Posted on 6/27/23 at 11:04 am to
Posted by Fun Bunch
New Orleans
Member since May 2008
117030 posts
Posted on 6/27/23 at 11:04 am to
quote:

Thursday or Friday will be big. Student loan and AA opinions before long holiday and end of session



100% that is what is happening here.

Those will be last and late in the week to dull the response on a holiday weekend
Posted by POTUS2024
Member since Nov 2022
12267 posts
Posted on 6/27/23 at 11:49 am to
I'm not sure if Hansen was discussed on the board or not.

From SCOTUSblog which is the best scotus coverage out there, imo.

The question before the justices was whether a federal law that criminalizes “encouraging or inducing” an immigrant to come or remain in the United States unlawfully violates the First Amendment’s guarantee of the freedom of speech. The court narrowly interpreted the law to avoid the First Amendment concerns that would be raised if “encourage or induce” were given their ordinary, conversational meanings — and include meanings such as to “influence,” “encourage,” or “inspire with hope” — as the U.S. Court of Appeals for the 9th Circuit had held they did.

Interesting history to this case if people want to read the entry at scotusblog.

More from the article

The federal government conceded that the law was unconstitutionally overbroad if given its ordinary meaning, and that it did not defend the statute if interpreted in that way. Instead, the government urged the court to read “encourage or induce” to encompass only the purposeful solicitation and facilitation of specific acts known to violate federal law — an interpretation the court ultimately adopted. The canon of constitutional avoidance requires the court to adopt a construction that will avoid constitutional violations if that interpretation is “fairly possible,” and the court concluded that the government’s interpretation was just that.

The court focused on the specialized definitions of “encourage or induce,” which it said have well-established meanings that are pervasive in both federal and state criminal law...

In a concurring opinion, Justice Clarence Thomas urged his colleagues to reconsider the overbreadth doctrine in a future case. He contended that it “lacks any basis in the text or history of the First Amendment” and, by requiring courts to balance constitutional and unconstitutional applications of the law, demands courts to do “nothing short of a society-wide policy determination of the sort that legislatures perform.”

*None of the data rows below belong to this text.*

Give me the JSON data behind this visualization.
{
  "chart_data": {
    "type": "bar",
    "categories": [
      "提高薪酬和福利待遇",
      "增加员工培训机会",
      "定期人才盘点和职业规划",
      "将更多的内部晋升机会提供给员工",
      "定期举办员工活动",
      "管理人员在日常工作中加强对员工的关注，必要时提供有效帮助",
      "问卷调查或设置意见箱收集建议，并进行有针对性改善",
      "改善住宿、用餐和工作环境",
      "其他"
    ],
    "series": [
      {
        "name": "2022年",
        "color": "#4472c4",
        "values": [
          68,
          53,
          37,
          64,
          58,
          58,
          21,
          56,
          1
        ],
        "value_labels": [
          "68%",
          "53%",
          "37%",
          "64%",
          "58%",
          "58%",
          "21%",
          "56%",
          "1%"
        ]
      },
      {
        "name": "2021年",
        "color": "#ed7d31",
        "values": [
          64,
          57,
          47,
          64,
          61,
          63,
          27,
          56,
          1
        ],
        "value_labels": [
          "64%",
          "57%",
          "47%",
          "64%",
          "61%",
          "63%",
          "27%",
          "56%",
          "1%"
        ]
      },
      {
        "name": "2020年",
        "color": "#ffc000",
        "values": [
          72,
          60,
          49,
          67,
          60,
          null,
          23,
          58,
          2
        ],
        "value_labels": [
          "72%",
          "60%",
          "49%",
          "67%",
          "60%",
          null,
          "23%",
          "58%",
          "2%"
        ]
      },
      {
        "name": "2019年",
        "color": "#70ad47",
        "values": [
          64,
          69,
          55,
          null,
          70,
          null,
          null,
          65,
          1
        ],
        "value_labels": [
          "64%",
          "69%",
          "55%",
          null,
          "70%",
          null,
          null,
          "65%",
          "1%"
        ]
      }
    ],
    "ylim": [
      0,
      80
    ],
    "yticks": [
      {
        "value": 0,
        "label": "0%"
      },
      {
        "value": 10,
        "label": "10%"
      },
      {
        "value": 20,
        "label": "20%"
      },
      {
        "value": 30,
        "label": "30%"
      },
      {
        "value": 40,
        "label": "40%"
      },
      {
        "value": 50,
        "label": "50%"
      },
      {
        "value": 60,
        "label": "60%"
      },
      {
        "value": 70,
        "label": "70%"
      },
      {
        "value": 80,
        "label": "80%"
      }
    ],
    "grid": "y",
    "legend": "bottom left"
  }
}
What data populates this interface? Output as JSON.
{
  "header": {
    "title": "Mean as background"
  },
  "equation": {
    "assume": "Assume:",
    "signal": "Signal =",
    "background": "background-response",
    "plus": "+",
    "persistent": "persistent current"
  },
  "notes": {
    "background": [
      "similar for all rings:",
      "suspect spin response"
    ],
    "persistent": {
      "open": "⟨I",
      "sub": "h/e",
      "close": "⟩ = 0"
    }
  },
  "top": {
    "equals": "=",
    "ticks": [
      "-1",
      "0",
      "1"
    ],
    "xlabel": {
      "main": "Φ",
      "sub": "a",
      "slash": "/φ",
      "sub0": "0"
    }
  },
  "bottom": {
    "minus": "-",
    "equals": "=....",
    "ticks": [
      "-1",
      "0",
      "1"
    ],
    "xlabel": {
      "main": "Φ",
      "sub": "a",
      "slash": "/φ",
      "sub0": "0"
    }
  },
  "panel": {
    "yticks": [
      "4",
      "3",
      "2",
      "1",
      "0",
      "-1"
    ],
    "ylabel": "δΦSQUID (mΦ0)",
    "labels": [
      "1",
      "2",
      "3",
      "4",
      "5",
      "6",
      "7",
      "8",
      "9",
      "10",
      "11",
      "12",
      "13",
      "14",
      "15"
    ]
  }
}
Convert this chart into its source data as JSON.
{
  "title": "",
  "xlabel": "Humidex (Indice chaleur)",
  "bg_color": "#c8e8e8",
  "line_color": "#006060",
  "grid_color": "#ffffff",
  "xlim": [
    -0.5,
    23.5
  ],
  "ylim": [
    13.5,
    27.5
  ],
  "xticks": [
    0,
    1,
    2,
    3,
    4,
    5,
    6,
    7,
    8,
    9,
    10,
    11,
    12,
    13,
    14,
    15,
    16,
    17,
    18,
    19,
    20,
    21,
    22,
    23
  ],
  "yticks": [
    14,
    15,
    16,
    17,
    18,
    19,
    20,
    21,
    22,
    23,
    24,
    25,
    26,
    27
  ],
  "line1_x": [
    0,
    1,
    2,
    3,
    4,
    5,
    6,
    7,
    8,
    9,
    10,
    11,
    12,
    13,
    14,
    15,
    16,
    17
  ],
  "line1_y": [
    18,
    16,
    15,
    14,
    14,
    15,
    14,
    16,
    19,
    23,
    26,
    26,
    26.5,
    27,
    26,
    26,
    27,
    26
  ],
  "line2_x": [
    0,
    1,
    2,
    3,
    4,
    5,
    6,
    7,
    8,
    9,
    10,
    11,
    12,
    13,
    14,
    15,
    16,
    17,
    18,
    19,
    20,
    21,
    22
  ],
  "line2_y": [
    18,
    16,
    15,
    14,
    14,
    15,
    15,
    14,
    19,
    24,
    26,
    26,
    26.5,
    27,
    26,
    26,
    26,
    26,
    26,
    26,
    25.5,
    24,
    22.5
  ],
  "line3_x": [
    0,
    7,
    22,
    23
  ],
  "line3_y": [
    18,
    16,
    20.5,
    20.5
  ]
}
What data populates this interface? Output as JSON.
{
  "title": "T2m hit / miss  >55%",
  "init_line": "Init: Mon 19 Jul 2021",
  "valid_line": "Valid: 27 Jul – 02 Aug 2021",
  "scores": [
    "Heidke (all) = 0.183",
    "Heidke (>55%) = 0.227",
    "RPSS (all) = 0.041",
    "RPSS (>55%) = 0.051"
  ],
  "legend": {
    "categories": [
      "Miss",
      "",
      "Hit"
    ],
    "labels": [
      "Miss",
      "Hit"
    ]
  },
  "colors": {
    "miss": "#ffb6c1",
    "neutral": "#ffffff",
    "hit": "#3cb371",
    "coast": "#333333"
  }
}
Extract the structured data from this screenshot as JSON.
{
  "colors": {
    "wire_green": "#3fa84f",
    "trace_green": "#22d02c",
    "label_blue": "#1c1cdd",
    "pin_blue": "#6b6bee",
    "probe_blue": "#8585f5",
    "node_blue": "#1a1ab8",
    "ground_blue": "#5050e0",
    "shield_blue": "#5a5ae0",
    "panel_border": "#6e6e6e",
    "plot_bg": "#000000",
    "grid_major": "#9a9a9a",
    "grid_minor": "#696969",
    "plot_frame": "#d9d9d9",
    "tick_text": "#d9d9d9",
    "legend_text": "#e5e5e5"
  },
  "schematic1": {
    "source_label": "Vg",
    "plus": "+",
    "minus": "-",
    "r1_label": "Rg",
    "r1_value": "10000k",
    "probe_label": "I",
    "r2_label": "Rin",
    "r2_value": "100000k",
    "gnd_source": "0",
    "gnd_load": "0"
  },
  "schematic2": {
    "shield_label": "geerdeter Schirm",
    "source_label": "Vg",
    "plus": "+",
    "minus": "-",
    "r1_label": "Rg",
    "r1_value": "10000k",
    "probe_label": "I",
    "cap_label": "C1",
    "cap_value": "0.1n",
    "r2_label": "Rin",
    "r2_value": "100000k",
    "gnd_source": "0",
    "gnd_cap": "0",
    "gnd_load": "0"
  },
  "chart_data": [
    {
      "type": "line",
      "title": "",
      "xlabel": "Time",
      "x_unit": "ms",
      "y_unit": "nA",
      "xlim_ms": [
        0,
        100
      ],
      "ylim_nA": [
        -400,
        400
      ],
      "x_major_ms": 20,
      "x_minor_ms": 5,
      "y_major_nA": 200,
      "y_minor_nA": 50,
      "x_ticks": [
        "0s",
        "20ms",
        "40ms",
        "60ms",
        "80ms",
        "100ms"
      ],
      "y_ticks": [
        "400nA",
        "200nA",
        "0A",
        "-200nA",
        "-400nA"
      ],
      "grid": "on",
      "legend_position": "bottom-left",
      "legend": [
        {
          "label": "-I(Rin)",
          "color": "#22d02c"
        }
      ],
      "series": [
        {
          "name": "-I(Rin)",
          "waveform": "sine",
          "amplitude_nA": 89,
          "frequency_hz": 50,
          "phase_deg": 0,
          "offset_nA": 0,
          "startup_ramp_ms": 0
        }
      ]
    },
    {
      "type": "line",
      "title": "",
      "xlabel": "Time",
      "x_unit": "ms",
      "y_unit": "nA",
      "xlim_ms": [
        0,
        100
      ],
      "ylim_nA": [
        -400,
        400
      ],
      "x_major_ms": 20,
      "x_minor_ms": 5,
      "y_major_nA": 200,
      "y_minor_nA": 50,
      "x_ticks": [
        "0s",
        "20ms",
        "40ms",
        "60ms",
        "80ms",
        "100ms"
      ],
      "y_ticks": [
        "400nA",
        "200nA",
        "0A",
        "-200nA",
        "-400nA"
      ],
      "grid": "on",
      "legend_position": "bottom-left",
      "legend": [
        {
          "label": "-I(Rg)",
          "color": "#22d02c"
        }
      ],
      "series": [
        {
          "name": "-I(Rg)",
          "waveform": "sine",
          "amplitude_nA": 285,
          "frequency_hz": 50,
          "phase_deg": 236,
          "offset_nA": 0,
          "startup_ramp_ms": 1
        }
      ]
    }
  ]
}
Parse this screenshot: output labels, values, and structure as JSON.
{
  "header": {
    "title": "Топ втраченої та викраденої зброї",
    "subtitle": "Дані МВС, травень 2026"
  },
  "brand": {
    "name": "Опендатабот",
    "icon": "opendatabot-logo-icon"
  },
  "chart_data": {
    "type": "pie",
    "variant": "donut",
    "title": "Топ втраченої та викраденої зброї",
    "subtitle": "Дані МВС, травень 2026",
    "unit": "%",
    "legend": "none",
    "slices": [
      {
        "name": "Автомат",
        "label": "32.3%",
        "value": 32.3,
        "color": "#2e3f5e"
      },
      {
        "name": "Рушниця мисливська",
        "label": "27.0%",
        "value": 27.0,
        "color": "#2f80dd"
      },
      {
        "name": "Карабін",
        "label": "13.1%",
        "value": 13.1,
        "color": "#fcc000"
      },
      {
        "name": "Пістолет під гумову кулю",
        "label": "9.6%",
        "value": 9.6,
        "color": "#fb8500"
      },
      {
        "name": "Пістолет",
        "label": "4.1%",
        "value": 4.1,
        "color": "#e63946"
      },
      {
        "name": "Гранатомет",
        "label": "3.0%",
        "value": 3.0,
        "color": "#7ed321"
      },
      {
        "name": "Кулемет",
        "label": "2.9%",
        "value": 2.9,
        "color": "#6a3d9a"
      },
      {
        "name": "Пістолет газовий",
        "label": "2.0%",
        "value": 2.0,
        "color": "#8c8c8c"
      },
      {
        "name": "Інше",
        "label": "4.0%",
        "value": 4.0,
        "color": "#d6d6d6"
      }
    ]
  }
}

Justice Ketanji Brown Jackson, joined by Justice Sonia Sotomayor, penned a dissent in which she argued that the majority’s decision departed from ordinary statutory interpretation principles. The statute, Jackson argued, must be interpreted by its plain text and therefore is overbroad and must be struck down. REMEMBER THIS FOR LATER CASES AND OPINIONS FROM JACKSON.

How should we interpret the court’s less speech libertarian but arguably measured approach as we look ahead to major First Amendment cases like this term’s 303 Creative about whether a website designer has a First Amendment right to refuse to serve gay couples, or high-profile challenges to laws regulating social media platforms, which the court could take up next term? Have the justices been chastened by concerns about the court’s legitimacy? Or are the justices and new court simply in the process of defining their priorities, perhaps moving from the speech-libertarian tilt of recent courts to one that more heavily emphasizes religious rights, race neutrality, and separation of powers (such as the newly minted major questions doctrine)? Perhaps some mix of all of the above is at play — any of which may have significant consequences for the future of both the court and constitutional law.